Over time, this results in the decline of prosperity and societal wealth. At a recent lecture Nobel Laureate and economist Robert Lucas points out that, for the first 70 years of the 20th century, the economies of Western Europe grew at nearly the same rate as the United States. That changed in the 1970s when the negative effects of socialism started to be felt. During that time, Socialist Europe’s GDP per person dropped 30 percent, thus resulting in a 20 to 40 percent income gap between it and the United States. This coincides with what Daniel Hannan writes in his book, The New Road to Serfdom. In the book, he notes that Western (Socialist-based) Europe’s share of the World’s GDP shrunk from 36 percent in 1969 to 26 percent in 2009 and is projected to be only 15 percent in 2020.

During the same period, the United States share had remained steady at around 26 percent. Additionally, in 1970 the unemployment rate of Western Europe was just above 2 percent while in the United States it was about 5 percent. By the end of the decade the rates flipped and, for the rest of the century, Europe’s unemployment rate ranged from 2 to 3 percent higher than that of the United States.
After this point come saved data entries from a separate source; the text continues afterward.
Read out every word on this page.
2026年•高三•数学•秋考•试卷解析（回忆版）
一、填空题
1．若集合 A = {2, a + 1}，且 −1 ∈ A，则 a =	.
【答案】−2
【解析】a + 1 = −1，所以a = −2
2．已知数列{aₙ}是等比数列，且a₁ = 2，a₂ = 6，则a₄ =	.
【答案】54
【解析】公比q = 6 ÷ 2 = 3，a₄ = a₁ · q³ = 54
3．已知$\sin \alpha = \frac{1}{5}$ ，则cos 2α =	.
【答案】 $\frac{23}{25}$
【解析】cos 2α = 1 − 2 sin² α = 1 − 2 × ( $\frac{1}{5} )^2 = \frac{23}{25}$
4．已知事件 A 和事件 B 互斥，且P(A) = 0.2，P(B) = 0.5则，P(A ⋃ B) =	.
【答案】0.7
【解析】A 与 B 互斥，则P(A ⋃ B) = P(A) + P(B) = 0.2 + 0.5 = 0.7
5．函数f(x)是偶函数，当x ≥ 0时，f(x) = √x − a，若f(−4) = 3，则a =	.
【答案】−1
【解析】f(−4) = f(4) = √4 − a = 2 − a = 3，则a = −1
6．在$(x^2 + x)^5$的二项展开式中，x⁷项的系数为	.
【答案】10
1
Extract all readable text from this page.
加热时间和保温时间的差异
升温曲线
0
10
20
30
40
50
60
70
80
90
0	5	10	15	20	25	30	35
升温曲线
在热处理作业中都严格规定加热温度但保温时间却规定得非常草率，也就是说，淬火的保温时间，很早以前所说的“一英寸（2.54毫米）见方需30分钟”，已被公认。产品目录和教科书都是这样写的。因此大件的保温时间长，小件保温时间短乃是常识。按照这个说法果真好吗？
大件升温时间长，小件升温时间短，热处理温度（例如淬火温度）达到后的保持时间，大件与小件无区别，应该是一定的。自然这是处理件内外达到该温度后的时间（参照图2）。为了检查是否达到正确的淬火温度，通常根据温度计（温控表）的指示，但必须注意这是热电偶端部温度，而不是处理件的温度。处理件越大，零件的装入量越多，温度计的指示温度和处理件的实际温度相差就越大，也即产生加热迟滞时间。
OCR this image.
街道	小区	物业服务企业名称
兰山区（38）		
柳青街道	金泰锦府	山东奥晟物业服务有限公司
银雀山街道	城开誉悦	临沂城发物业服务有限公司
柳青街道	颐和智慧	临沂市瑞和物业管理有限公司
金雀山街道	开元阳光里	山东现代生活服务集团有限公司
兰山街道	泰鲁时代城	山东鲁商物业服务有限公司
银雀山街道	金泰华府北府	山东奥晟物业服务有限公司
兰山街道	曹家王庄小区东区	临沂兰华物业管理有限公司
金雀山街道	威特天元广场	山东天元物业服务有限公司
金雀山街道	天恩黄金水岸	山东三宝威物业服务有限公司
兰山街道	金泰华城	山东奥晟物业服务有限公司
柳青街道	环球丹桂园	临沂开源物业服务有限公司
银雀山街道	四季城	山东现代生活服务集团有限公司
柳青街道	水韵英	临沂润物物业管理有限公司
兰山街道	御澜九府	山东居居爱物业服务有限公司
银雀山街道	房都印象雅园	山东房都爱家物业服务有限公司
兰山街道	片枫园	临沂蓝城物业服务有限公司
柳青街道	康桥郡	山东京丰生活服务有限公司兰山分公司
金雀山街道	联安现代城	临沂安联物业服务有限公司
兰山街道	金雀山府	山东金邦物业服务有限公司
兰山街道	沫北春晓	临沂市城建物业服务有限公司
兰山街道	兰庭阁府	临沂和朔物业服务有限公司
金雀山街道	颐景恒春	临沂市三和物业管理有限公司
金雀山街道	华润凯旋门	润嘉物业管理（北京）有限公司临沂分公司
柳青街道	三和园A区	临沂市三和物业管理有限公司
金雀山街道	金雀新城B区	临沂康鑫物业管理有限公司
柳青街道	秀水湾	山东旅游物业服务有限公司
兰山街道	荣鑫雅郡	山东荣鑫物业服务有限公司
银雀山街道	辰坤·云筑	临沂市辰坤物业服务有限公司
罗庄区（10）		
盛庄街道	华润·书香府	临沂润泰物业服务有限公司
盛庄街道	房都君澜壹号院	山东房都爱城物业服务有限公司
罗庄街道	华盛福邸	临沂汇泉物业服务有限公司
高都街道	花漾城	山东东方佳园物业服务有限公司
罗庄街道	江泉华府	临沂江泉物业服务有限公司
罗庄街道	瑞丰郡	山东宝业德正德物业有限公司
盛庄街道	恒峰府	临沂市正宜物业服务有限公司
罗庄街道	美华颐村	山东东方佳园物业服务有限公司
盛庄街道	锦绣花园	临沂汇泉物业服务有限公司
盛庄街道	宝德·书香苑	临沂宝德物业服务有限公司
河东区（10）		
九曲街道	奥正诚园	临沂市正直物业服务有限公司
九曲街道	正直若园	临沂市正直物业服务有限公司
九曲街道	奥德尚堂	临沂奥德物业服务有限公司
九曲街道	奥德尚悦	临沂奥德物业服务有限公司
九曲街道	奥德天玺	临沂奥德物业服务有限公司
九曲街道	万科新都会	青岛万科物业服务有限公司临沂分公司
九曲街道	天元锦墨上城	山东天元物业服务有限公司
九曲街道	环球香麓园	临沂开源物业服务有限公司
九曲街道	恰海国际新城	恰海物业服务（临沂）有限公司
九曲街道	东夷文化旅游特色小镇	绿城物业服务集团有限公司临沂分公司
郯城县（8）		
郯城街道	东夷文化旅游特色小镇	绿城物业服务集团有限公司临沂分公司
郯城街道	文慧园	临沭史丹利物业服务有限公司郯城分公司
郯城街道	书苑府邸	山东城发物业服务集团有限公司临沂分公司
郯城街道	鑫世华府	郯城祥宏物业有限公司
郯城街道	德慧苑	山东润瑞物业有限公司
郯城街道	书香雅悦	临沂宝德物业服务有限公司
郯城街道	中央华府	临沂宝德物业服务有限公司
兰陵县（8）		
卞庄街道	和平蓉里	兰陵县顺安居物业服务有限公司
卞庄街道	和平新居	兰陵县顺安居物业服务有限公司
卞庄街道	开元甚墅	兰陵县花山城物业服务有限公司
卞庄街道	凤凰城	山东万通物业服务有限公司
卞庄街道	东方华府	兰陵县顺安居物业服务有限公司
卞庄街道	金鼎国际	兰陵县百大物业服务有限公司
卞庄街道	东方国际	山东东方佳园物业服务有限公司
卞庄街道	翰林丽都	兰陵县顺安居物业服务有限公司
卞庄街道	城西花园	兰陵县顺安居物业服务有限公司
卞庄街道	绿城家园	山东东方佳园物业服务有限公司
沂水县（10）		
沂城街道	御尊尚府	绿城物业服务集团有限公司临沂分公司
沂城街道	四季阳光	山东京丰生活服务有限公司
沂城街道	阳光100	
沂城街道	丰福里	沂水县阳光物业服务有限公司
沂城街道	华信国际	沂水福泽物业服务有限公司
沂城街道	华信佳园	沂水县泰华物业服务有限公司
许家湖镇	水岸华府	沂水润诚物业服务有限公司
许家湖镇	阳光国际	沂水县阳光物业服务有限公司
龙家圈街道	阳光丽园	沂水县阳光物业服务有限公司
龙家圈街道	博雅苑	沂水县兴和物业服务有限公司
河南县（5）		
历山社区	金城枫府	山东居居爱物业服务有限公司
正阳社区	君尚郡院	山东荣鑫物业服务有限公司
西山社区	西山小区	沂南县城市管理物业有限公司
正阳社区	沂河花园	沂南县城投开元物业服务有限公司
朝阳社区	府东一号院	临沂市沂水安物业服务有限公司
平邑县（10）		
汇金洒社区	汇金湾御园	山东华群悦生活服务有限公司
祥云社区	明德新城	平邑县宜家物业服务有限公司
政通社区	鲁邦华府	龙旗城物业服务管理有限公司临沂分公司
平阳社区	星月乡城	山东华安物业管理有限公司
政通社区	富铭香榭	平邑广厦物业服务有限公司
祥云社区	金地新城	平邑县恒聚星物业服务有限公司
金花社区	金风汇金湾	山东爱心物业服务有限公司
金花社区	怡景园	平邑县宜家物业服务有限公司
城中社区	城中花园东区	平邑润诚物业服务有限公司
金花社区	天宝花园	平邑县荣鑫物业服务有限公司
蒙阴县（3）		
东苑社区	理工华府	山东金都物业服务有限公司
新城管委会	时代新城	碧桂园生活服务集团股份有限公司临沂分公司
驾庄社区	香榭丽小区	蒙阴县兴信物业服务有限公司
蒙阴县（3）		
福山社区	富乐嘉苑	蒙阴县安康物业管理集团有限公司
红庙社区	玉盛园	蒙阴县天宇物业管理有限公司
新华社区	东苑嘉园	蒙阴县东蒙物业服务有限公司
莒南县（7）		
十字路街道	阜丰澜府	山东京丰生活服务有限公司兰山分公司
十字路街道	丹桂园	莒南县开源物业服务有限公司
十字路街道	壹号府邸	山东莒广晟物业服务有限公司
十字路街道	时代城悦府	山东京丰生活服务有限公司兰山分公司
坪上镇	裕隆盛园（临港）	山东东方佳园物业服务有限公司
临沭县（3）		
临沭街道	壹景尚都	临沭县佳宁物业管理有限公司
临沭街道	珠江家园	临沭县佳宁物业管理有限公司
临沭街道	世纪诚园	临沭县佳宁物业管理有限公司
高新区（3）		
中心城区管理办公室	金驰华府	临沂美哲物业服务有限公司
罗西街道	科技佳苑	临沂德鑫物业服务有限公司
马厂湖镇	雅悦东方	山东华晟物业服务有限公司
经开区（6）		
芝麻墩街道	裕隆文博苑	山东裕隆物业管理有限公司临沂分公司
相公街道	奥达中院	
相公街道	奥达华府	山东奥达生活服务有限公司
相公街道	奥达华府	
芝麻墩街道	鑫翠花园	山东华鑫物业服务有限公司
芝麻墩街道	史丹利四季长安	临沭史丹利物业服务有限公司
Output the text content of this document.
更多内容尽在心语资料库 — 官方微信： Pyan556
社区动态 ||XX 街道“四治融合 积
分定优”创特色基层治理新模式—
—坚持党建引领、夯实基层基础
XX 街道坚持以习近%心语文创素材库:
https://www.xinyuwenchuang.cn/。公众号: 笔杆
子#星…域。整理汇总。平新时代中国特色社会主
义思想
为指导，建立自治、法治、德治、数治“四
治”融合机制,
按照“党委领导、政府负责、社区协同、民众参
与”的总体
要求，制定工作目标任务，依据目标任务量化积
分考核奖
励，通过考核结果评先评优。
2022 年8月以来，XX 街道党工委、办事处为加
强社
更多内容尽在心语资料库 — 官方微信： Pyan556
Today, several of the socialist economies of Europe are on the verge of total economic collapse. Any attempt dial back the Marxist component of their economies is met with resistance by their government-dependent populations. This opposition is often expressed with violent protests, civil disturbances and rioting that threatens to undermine the society as a whole.

History shows us that the claims of the critics of capitalism are valid. That capitalism does not benefit all members of its society equally. But there is nothing in history that indicates that their Marxist alternatives offer anything better. The 20th century experiment with Marxism ended as a complete and catastrophic failure. The death, destruction, and deprivation it created resulted in the century being the most bloody and brutal in the history of man. Even the socialist hybrid, by slow draining of wealth, has proved itself more of a bane than a boon for the societies that embrace it. So, while the “tide” from the sea of wealth that capitalism creates does not “raise all boats equally,” it does raise all boats. Whereas, the alternatives, rather than being oceans of wealth, create landlocked seas that, once drained, leave all boats stuck in the mire and muck.